(イメージ / Pixabay CC0 1.0)

 米国スタンフォード大学のシンクタンク・フーヴァー戦争・革命・平和研究所(Hoover Institution、以下フーヴァー研究所)の最新報告によると、2000年代から、ワシントンの中国大使館と米国営メディア「ボイス・オブ・アメリカ(VOA)」の普通話中国語部門の責任者が年次会議を開くようになり、中国大使館関係者がVOAの報道内容について意見を述べることが許された。

 フーヴァー研究所は11月29日、「中国の影響力とアメリカの利益:建設的な警戒推進(Chinese Influence & American Interests: Promoting Constructive Vigilance)」という213ページの重量級報告書を発表した。報告書は、中国共産党勢力が米国政府や大学、メディア、シンクタンク、企業、華僑コミュニティに完全に浸透していると警鐘を鳴らした。

 この報告書によると、中国大使館ではVOAがイベントを開催したことがある一方、大使館側の活動中にVOAの職員が「中国(中国共産党)に忠誠を誓う」こともあった。また、VOAの職員の中には、中国共産党の工作活動によりVOAは本来のメディア路線から外れ、もっぱらアメリカ式の生活や語学教育に注力するようになったと考える者もいる。

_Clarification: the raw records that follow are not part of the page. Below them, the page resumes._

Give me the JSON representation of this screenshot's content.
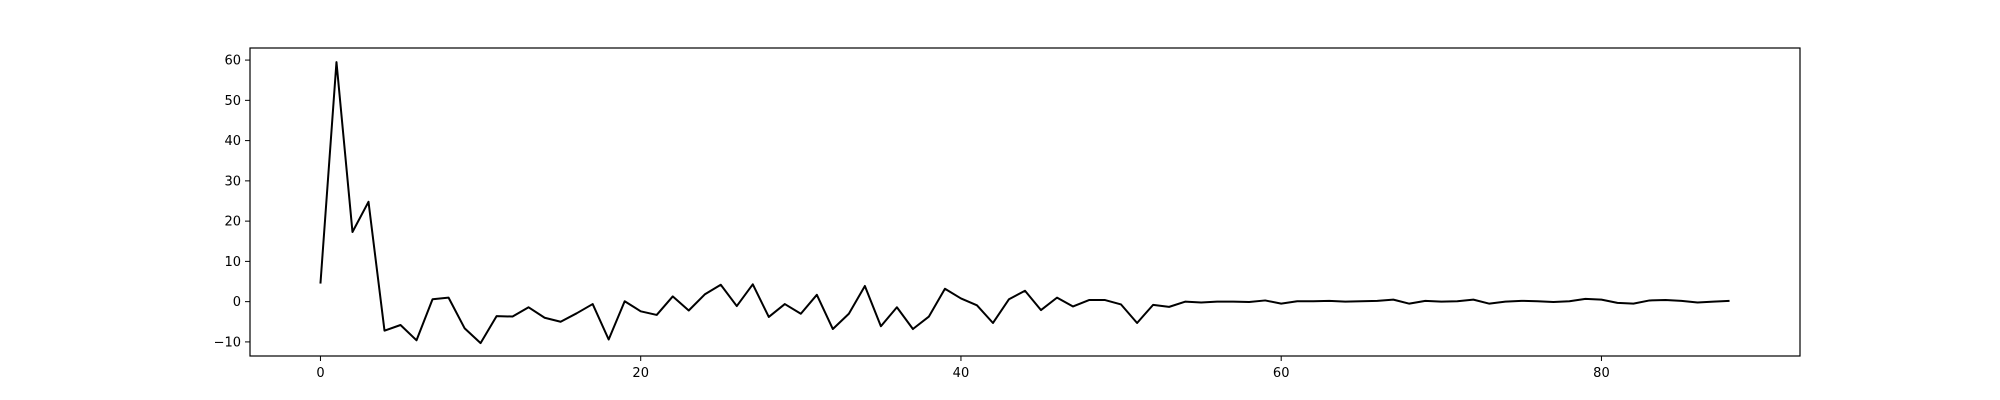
{
  "chart_data": {
    "type": "line",
    "title": "",
    "xlabel": "",
    "ylabel": "",
    "xlim": [
      -4.4,
      92.4
    ],
    "ylim": [
      -13.5,
      63.0
    ],
    "x_ticks": [
      0,
      20,
      40,
      60,
      80
    ],
    "x_tick_labels": [
      "0",
      "20",
      "40",
      "60",
      "80"
    ],
    "y_ticks": [
      -10,
      0,
      10,
      20,
      30,
      40,
      50,
      60
    ],
    "y_tick_labels": [
      "−10",
      "0",
      "10",
      "20",
      "30",
      "40",
      "50",
      "60"
    ],
    "grid": false,
    "legend": "none",
    "line_color": "#000000",
    "series": [
      {
        "values": [
          4.5,
          59.5,
          17.3,
          24.8,
          -7.2,
          -5.8,
          -9.6,
          0.6,
          1.0,
          -6.6,
          -10.3,
          -3.6,
          -3.7,
          -1.4,
          -4.0,
          -5.0,
          -2.9,
          -0.6,
          -9.4,
          0.1,
          -2.4,
          -3.3,
          1.3,
          -2.2,
          1.8,
          4.2,
          -1.1,
          4.3,
          -3.8,
          -0.6,
          -3.0,
          1.7,
          -6.8,
          -3.0,
          3.9,
          -6.1,
          -1.4,
          -6.8,
          -3.7,
          3.2,
          0.8,
          -0.9,
          -5.3,
          0.6,
          2.7,
          -2.1,
          1.0,
          -1.2,
          0.4,
          0.4,
          -0.7,
          -5.3,
          -0.8,
          -1.3,
          0.0,
          -0.2,
          0.0,
          0.0,
          -0.1,
          0.3,
          -0.5,
          0.1,
          0.1,
          0.2,
          0.0,
          0.1,
          0.2,
          0.5,
          -0.5,
          0.2,
          0.0,
          0.1,
          0.5,
          -0.5,
          0.0,
          0.2,
          0.1,
          -0.1,
          0.1,
          0.7,
          0.5,
          -0.3,
          -0.5,
          0.3,
          0.4,
          0.2,
          -0.2,
          0.0,
          0.2
        ]
      }
    ]
  }
}
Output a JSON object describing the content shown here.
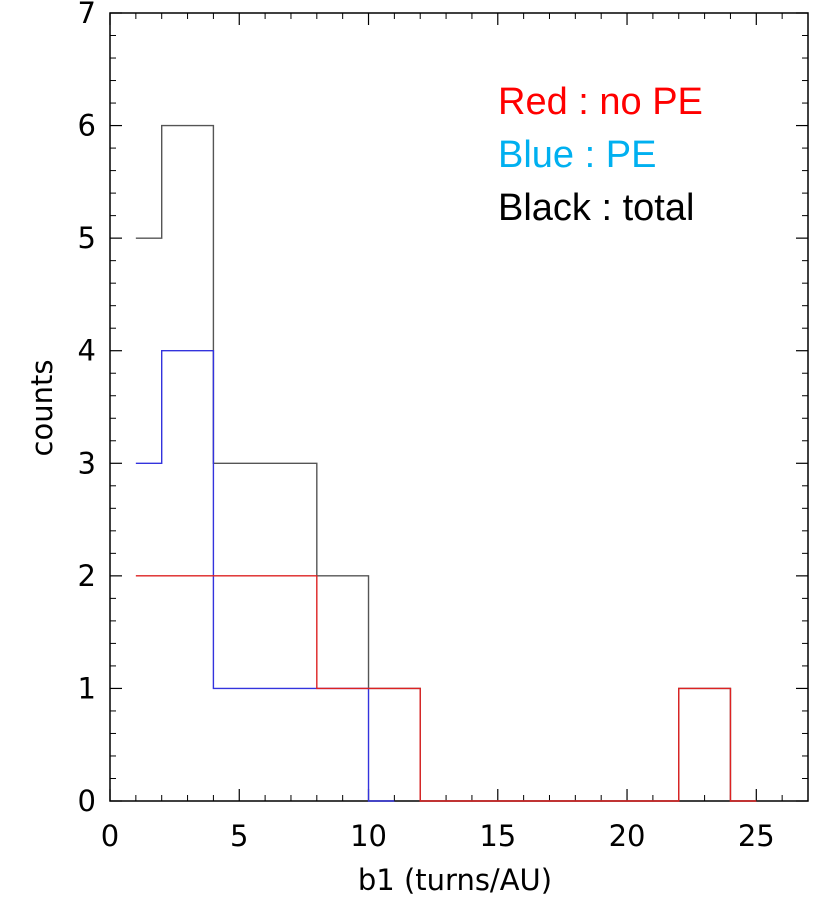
{
  "chart_data": {
    "type": "step",
    "xlabel": "b1 (turns/AU)",
    "ylabel": "counts",
    "xlim": [
      0,
      27
    ],
    "ylim": [
      0,
      7
    ],
    "x_ticks": [
      0,
      5,
      10,
      15,
      20,
      25
    ],
    "y_ticks": [
      0,
      1,
      2,
      3,
      4,
      5,
      6,
      7
    ],
    "grid": false,
    "legend_position": "top-right",
    "legend": [
      {
        "label": "Red : no PE",
        "color": "#ff0000"
      },
      {
        "label": "Blue : PE",
        "color": "#00b0f0"
      },
      {
        "label": "Black : total",
        "color": "#000000"
      }
    ],
    "series": [
      {
        "key": "total",
        "color": "#555555",
        "bins": [
          {
            "x0": 1,
            "x1": 2,
            "count": 5
          },
          {
            "x0": 2,
            "x1": 4,
            "count": 6
          },
          {
            "x0": 4,
            "x1": 8,
            "count": 3
          },
          {
            "x0": 8,
            "x1": 10,
            "count": 2
          },
          {
            "x0": 10,
            "x1": 12,
            "count": 1
          },
          {
            "x0": 12,
            "x1": 22,
            "count": 0
          },
          {
            "x0": 22,
            "x1": 24,
            "count": 1
          },
          {
            "x0": 24,
            "x1": 25,
            "count": 0
          }
        ]
      },
      {
        "key": "PE",
        "color": "#3333dd",
        "bins": [
          {
            "x0": 1,
            "x1": 2,
            "count": 3
          },
          {
            "x0": 2,
            "x1": 4,
            "count": 4
          },
          {
            "x0": 4,
            "x1": 10,
            "count": 1
          },
          {
            "x0": 10,
            "x1": 11,
            "count": 0
          }
        ]
      },
      {
        "key": "no PE",
        "color": "#dd2222",
        "bins": [
          {
            "x0": 1,
            "x1": 8,
            "count": 2
          },
          {
            "x0": 8,
            "x1": 12,
            "count": 1
          },
          {
            "x0": 12,
            "x1": 22,
            "count": 0
          },
          {
            "x0": 22,
            "x1": 24,
            "count": 1
          },
          {
            "x0": 24,
            "x1": 25,
            "count": 0
          }
        ]
      }
    ]
  }
}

 VOAのデータによると、標準語中国語部門の視聴者は中国本土で一週間に4000万人いる。

 事実、かつてVOA中国語部門の責任者であった龔小夏氏も、VOAには以前から報道で触れてはいけない「レッドライン」があることを公表した。つまり、VOAでさえ中国共産党が嫌う「敏感な話題」を報道することができなかったのだ。

 龔小夏(Sasha Gong)氏は自身のツイッターで次のように書いている。「私がVOAに入るまでは、法輪功問題やチベット独立、新疆独立、台湾独立などの活動を報道すべきではないという厳令がありました。 私がVOAに入ると編集者たちはこの命令のことを私に相談してきましたので、この命令を撤廃しました。私は前任の責任者に、このような命令があったのか聞いたことがあります。彼は正面から答えず、ただ記者の中には中国にとって不公平な報道をする者がいる、その中には読者に大好評だった斉之豊記者も含まれていると話しました。」

 VOAは米国議会の資金提供を受け、放送総監督庁(Broadcasting Board of Governors,現在は米国グローバル・メディア・エージェンシーUSAGMと改称)の監督を受けている。自由主義を世界に広める使命のもと、世界の様々な国に配信している他言語メディアである。